While the alumni filled the hall to hear Brademas, who is the Class of '49 Marshall, and three other speakers, a small group of Harvard printers and protesters gathered outside to voice opposition to the Nixon administration's foreign policy.
The four speakers--Brademas, James P. Vorenberg '49, professor of Law and master of Dunster House; Mass. State Sen.
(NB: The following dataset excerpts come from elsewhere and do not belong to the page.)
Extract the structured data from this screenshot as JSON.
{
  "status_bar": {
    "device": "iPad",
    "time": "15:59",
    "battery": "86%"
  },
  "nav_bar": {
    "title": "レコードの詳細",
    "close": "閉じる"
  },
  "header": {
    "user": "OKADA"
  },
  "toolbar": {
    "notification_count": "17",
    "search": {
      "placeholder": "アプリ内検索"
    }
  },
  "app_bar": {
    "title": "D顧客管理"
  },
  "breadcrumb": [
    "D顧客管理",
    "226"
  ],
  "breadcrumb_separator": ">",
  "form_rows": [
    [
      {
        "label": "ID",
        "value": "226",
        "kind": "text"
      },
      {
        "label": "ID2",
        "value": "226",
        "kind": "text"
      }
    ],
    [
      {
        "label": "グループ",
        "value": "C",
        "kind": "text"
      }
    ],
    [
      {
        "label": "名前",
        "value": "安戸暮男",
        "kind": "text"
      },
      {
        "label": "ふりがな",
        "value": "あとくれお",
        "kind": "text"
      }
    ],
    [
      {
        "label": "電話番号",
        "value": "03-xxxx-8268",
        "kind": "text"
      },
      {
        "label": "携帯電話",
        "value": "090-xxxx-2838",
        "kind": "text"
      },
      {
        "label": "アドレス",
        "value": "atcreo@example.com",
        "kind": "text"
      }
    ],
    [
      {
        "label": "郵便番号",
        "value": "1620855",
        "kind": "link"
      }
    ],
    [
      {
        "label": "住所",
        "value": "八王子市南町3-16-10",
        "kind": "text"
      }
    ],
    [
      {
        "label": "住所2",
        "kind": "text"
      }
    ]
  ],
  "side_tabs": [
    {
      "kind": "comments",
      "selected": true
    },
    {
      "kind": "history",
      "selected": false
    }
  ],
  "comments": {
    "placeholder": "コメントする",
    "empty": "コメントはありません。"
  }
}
William L. Saltonstall '49; and Robert Healy, executive editor of the Boston Globe--focused their remarks on the Watergate scandal and its possible positive results.
"The most scandalous patterns of corruption in history mark the Nixon administration," Brademas said, "and young people have reacted to it with a sense of skepticism and cynicism."
If students turn away from politics the result will be "more John Ehrlichmans, more H.R. Haldemans and more Richard Nixons," Brademas said. He added that people must renew their awareness that politics has a moral purpose behind winning.
Vorenberg, who works for special Watergate prosecutor Leon Jaworski, said the Watergate period is "making cynics out of trusting believers."
Referring to the picketers outside, Saltonstall said he was glad they were there because everyone should be able to express an opinion on every issue.
"When I see such enthusiasm here at Harvard I think we can turn people on, cure our diseases and see our place of world leadership continue," the Massachusetts Republican said.
Healy, who writes the "Political Circuit" column for the Globe, said it is important to impeach the president so that confidence will be restored to the graduating classes of 1974.